Sebelum ke Madinah, akhir pekan lalu, Surabaya juga kota terbesar pertama yang pernah dikunjunginya.
Sahlan termasuk sosok tak banyak bicara.
Ia baru menjawab kala ditanya.
Jika diajak bercakap, bola matanya selalu tertuju ke mata lawan bicara.
Orangnya bersahaja.
Jika diam, banyak mendengar adalah definisi baik, Sahlan laik berpredikat orang baik.
Sahlan jadi cerita karena kegigihan niat dan upayanya untuk berhaji.
Empat puluh tahun terakhir, dia menghabiskan hari di dua pasar terjadwal di Kecamatan Ketapang, Pasar Kemmisan dan Pasar Jumat Pagi.
Di dua pasar tradisional itulah, Sahlan bekerja sebagai kuli keranjang ikan.
Ikan dari kapal dia angkut, pikul ke lapak pedagang. Upah hariannya antara Rp5.000 hingga Rp10 ribu.

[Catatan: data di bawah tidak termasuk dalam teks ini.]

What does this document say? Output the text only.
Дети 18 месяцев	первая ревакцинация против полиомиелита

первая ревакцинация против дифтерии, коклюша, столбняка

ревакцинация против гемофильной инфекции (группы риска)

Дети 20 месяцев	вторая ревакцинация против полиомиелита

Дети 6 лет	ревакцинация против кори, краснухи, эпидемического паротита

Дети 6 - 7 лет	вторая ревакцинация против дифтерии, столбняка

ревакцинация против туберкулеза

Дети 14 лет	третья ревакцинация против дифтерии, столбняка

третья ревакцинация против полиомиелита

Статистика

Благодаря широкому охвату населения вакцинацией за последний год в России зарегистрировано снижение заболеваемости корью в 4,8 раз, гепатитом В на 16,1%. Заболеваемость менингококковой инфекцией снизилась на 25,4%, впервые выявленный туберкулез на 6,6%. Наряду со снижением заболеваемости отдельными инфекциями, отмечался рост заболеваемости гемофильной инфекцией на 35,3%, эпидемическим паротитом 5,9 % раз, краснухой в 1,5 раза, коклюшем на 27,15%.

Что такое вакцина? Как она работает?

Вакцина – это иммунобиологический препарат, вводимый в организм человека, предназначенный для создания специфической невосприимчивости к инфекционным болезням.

"Jadi kole masih seket (rupiah) Pak Suharto" ujarnya, kenangya awal bayaran Rp50 rupiah era kejayaan Orde Baru, 1980-an.
Untuk tambah pendapatan, malam harinya, Sahlan jadi tukang pijit panggilan tetangga dan warga kampung tetangga.
Buruh di pasar kerap juga disebut kuli kasar.
Saat Tribun menjajal pijitan Sahlan, terasa betul ke-kasar-an kulit telapak jemarinya.
"Saya merasa telapak Sahlan laiknya papan yang belum diketam."
Bihaki menyebut, kalau pakai minyak Madura, pijatan tangan Sahlan, sekaligus jadi kerokan.
Bayaran juru pijat keliling, juga sebelas-dua belas dari upah kuli keranjang ikan di pasar.